Cancer Epidemiol Biomarkers Prev. 2014 Apr;23(4):670-4. doi: 10.1158/1055-9965.EPI-13-1115. Epub 2014 Feb 12.
Genetic background plays a role in multiple myeloma susceptibility. Several single-nucleotide polymorphisms (SNP) associated with genetic susceptibility to multiple myeloma were identified in the last years, but only a few of them were validated in independent studies.
With the aim to conclusively validate the strongest associations so far reported, we selected the polymorphisms rs2227667 (SERPINE1), rs17501108 (HGF), rs3136685 (CCR7), rs16944 (IL1B), rs12147254 (TRAF3), rs1805087 (MTR), rs1800629 (TNF-α), rs7516435 (CASP9), rs1042265 (BAX), rs2234922 (mEH), and rs1801133 (MTHFR). We genotyped them in 1,498 multiple myeloma cases and 1,934 controls ascertained in the context of the International Multiple Myeloma rESEarch (IMMEnSE) consortium, and meta-analyzed our results with previously published ones.

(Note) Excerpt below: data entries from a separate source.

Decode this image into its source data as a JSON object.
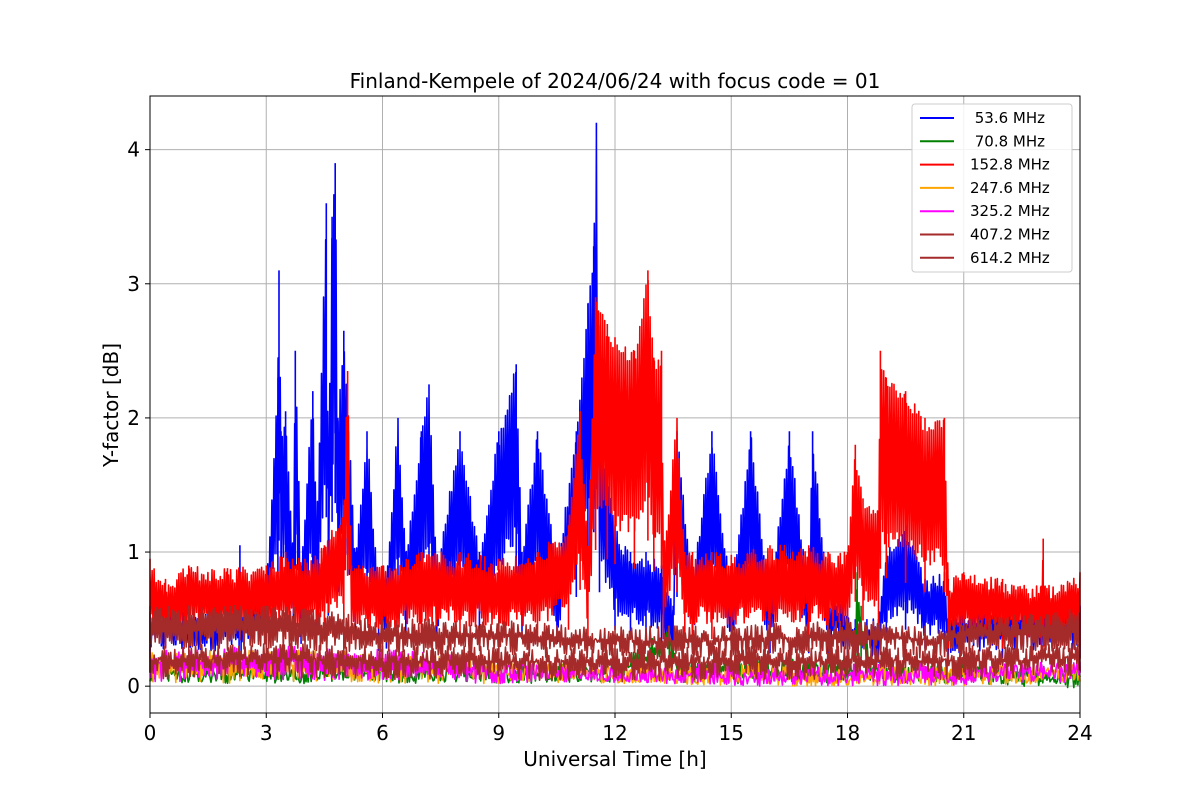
{
  "chart_data": {
    "type": "line",
    "title": "Finland-Kempele of 2024/06/24 with focus code = 01",
    "xlabel": "Universal Time [h]",
    "ylabel": "Y-factor [dB]",
    "xlim": [
      0,
      24
    ],
    "ylim": [
      -0.2,
      4.4
    ],
    "xticks": [
      0,
      3,
      6,
      9,
      12,
      15,
      18,
      21,
      24
    ],
    "yticks": [
      0,
      1,
      2,
      3,
      4
    ],
    "grid": true,
    "legend_position": "top-right",
    "series": [
      {
        "name": " 53.6 MHz",
        "color": "#0000ff",
        "points": [
          [
            0,
            0.55
          ],
          [
            2.3,
            0.6
          ],
          [
            2.32,
            1.05
          ],
          [
            2.35,
            0.6
          ],
          [
            3.0,
            0.7
          ],
          [
            3.3,
            2.3
          ],
          [
            3.33,
            3.1
          ],
          [
            3.38,
            1.9
          ],
          [
            3.5,
            2.05
          ],
          [
            3.7,
            1.0
          ],
          [
            3.75,
            2.5
          ],
          [
            3.9,
            0.9
          ],
          [
            4.2,
            2.2
          ],
          [
            4.3,
            1.2
          ],
          [
            4.55,
            3.6
          ],
          [
            4.6,
            1.5
          ],
          [
            4.7,
            3.5
          ],
          [
            4.78,
            3.9
          ],
          [
            4.85,
            2.0
          ],
          [
            5.0,
            2.65
          ],
          [
            5.3,
            1.0
          ],
          [
            5.6,
            1.9
          ],
          [
            5.9,
            0.75
          ],
          [
            6.1,
            0.8
          ],
          [
            6.4,
            2.0
          ],
          [
            6.6,
            1.0
          ],
          [
            7.0,
            1.9
          ],
          [
            7.2,
            2.25
          ],
          [
            7.4,
            0.9
          ],
          [
            8.0,
            1.9
          ],
          [
            8.5,
            1.0
          ],
          [
            9.0,
            1.9
          ],
          [
            9.45,
            2.4
          ],
          [
            9.6,
            1.0
          ],
          [
            10.0,
            1.9
          ],
          [
            10.5,
            0.9
          ],
          [
            11.0,
            1.9
          ],
          [
            11.3,
            2.85
          ],
          [
            11.45,
            3.28
          ],
          [
            11.52,
            4.2
          ],
          [
            11.6,
            2.0
          ],
          [
            12.0,
            1.2
          ],
          [
            12.4,
            1.0
          ],
          [
            12.8,
            1.0
          ],
          [
            13.2,
            0.9
          ],
          [
            13.5,
            0.6
          ],
          [
            13.6,
            1.9
          ],
          [
            14.0,
            0.8
          ],
          [
            14.5,
            1.9
          ],
          [
            15.0,
            0.7
          ],
          [
            15.5,
            1.9
          ],
          [
            16.0,
            0.7
          ],
          [
            16.5,
            1.9
          ],
          [
            17.0,
            0.7
          ],
          [
            17.1,
            1.9
          ],
          [
            17.5,
            0.7
          ],
          [
            18.0,
            0.6
          ],
          [
            18.2,
            0.5
          ],
          [
            18.5,
            0.5
          ],
          [
            18.8,
            0.5
          ],
          [
            19.0,
            1.0
          ],
          [
            19.5,
            1.2
          ],
          [
            20.0,
            0.8
          ],
          [
            20.5,
            0.85
          ],
          [
            20.6,
            0.55
          ],
          [
            22.0,
            0.6
          ],
          [
            24.0,
            0.6
          ]
        ]
      },
      {
        "name": " 70.8 MHz",
        "color": "#008000",
        "points": [
          [
            0,
            0.15
          ],
          [
            6,
            0.15
          ],
          [
            12,
            0.15
          ],
          [
            13.4,
            0.45
          ],
          [
            13.6,
            0.2
          ],
          [
            18.2,
            0.2
          ],
          [
            18.25,
            0.85
          ],
          [
            18.35,
            0.6
          ],
          [
            18.6,
            0.2
          ],
          [
            20,
            0.15
          ],
          [
            24,
            0.1
          ]
        ]
      },
      {
        "name": "152.8 MHz",
        "color": "#ff0000",
        "points": [
          [
            0,
            0.95
          ],
          [
            0.4,
            0.8
          ],
          [
            1,
            0.9
          ],
          [
            2,
            0.88
          ],
          [
            3,
            0.9
          ],
          [
            3.5,
            1.0
          ],
          [
            4.0,
            0.95
          ],
          [
            4.5,
            1.05
          ],
          [
            5.0,
            1.35
          ],
          [
            5.1,
            2.35
          ],
          [
            5.2,
            0.9
          ],
          [
            6.0,
            0.9
          ],
          [
            7.0,
            1.0
          ],
          [
            8.0,
            1.0
          ],
          [
            9.0,
            0.95
          ],
          [
            10.0,
            1.0
          ],
          [
            10.8,
            1.2
          ],
          [
            11.1,
            2.05
          ],
          [
            11.3,
            1.0
          ],
          [
            11.5,
            2.9
          ],
          [
            11.8,
            2.7
          ],
          [
            12.0,
            2.6
          ],
          [
            12.5,
            2.5
          ],
          [
            12.85,
            3.1
          ],
          [
            13.0,
            2.45
          ],
          [
            13.2,
            2.5
          ],
          [
            13.25,
            1.0
          ],
          [
            13.6,
            2.0
          ],
          [
            13.8,
            1.0
          ],
          [
            14.0,
            1.0
          ],
          [
            14.5,
            1.0
          ],
          [
            15.0,
            0.98
          ],
          [
            16.0,
            1.05
          ],
          [
            17.0,
            1.05
          ],
          [
            17.5,
            1.0
          ],
          [
            18.0,
            1.0
          ],
          [
            18.2,
            1.8
          ],
          [
            18.4,
            1.4
          ],
          [
            18.8,
            1.3
          ],
          [
            18.85,
            2.5
          ],
          [
            19.0,
            2.3
          ],
          [
            19.5,
            2.2
          ],
          [
            20.0,
            2.0
          ],
          [
            20.5,
            2.0
          ],
          [
            20.6,
            0.8
          ],
          [
            21.0,
            0.85
          ],
          [
            22.0,
            0.8
          ],
          [
            23.0,
            0.75
          ],
          [
            23.05,
            1.1
          ],
          [
            23.1,
            0.75
          ],
          [
            24,
            0.85
          ]
        ]
      },
      {
        "name": "247.6 MHz",
        "color": "#ffa500",
        "points": [
          [
            0,
            0.25
          ],
          [
            3,
            0.28
          ],
          [
            6,
            0.25
          ],
          [
            9,
            0.2
          ],
          [
            12,
            0.15
          ],
          [
            15,
            0.12
          ],
          [
            18,
            0.12
          ],
          [
            21,
            0.12
          ],
          [
            24,
            0.15
          ]
        ]
      },
      {
        "name": "325.2 MHz",
        "color": "#ff00ff",
        "points": [
          [
            0,
            0.28
          ],
          [
            3,
            0.3
          ],
          [
            6,
            0.28
          ],
          [
            9,
            0.2
          ],
          [
            12,
            0.15
          ],
          [
            15,
            0.12
          ],
          [
            18,
            0.12
          ],
          [
            21,
            0.13
          ],
          [
            23,
            0.18
          ],
          [
            24,
            0.18
          ]
        ]
      },
      {
        "name": "407.2 MHz",
        "color": "#a52a2a",
        "points": [
          [
            0,
            0.3
          ],
          [
            3,
            0.32
          ],
          [
            6,
            0.3
          ],
          [
            9,
            0.3
          ],
          [
            12,
            0.28
          ],
          [
            15,
            0.3
          ],
          [
            18,
            0.3
          ],
          [
            21,
            0.3
          ],
          [
            24,
            0.32
          ]
        ]
      },
      {
        "name": "614.2 MHz",
        "color": "#a52a2a",
        "points": [
          [
            0,
            0.6
          ],
          [
            1,
            0.6
          ],
          [
            3,
            0.6
          ],
          [
            4,
            0.58
          ],
          [
            5,
            0.55
          ],
          [
            6,
            0.5
          ],
          [
            9,
            0.5
          ],
          [
            12,
            0.45
          ],
          [
            15,
            0.45
          ],
          [
            18,
            0.5
          ],
          [
            20,
            0.45
          ],
          [
            21,
            0.5
          ],
          [
            24,
            0.58
          ]
        ]
      }
    ]
  }
}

None of the selected SNPs were significantly associated with multiple myeloma risk (P value range, 0.055-0.981), possibly with the exception of the SNP rs2227667 (SERPINE1) in women.
We can exclude that the selected polymorphisms are major multiple myeloma risk factors.
Independent validation studies are crucial to identify true genetic risk factors. Our large-scale study clarifies the role of previously published polymorphisms in multiple myeloma risk.
遗传背景在多发性骨髓瘤易感性中起作用。近年来,已鉴定出几种与多发性骨髓瘤遗传易感性相关的单核苷酸多态性(SNP),但其中只有少数在独立研究中得到验证。
为了最终验证迄今为止报道的最强关联,我们选择了多态性rs2227667(SERPINE1)、rs17501108(HGF)、rs3136685(CCR7)、rs16944(IL1B)、rs12147254(TRAF3)、rs1805087(MTR)、rs1800629(TNF-α)、rs7516435(CASP9)、rs1042265(BAX)、rs2234922(mEH)和rs1801133(MTHFR)。我们在国际多发性骨髓瘤研究(IMMEnSE)联盟的背景下,对1498例多发性骨髓瘤病例和1934例对照进行了基因分型,并将我们的结果与先前发表的结果进行了荟萃分析。
所选的SNP均与多发性骨髓瘤风险无显著关联(P值范围为0.055 - 0.981),女性中的SNP rs2227667(SERPINE1)可能除外。
我们可以排除所选多态性是多发性骨髓瘤的主要风险因素。
独立验证研究对于识别真正的遗传风险因素至关重要。我们的大规模研究阐明了先前发表的多态性在多发性骨髓瘤风险中的作用。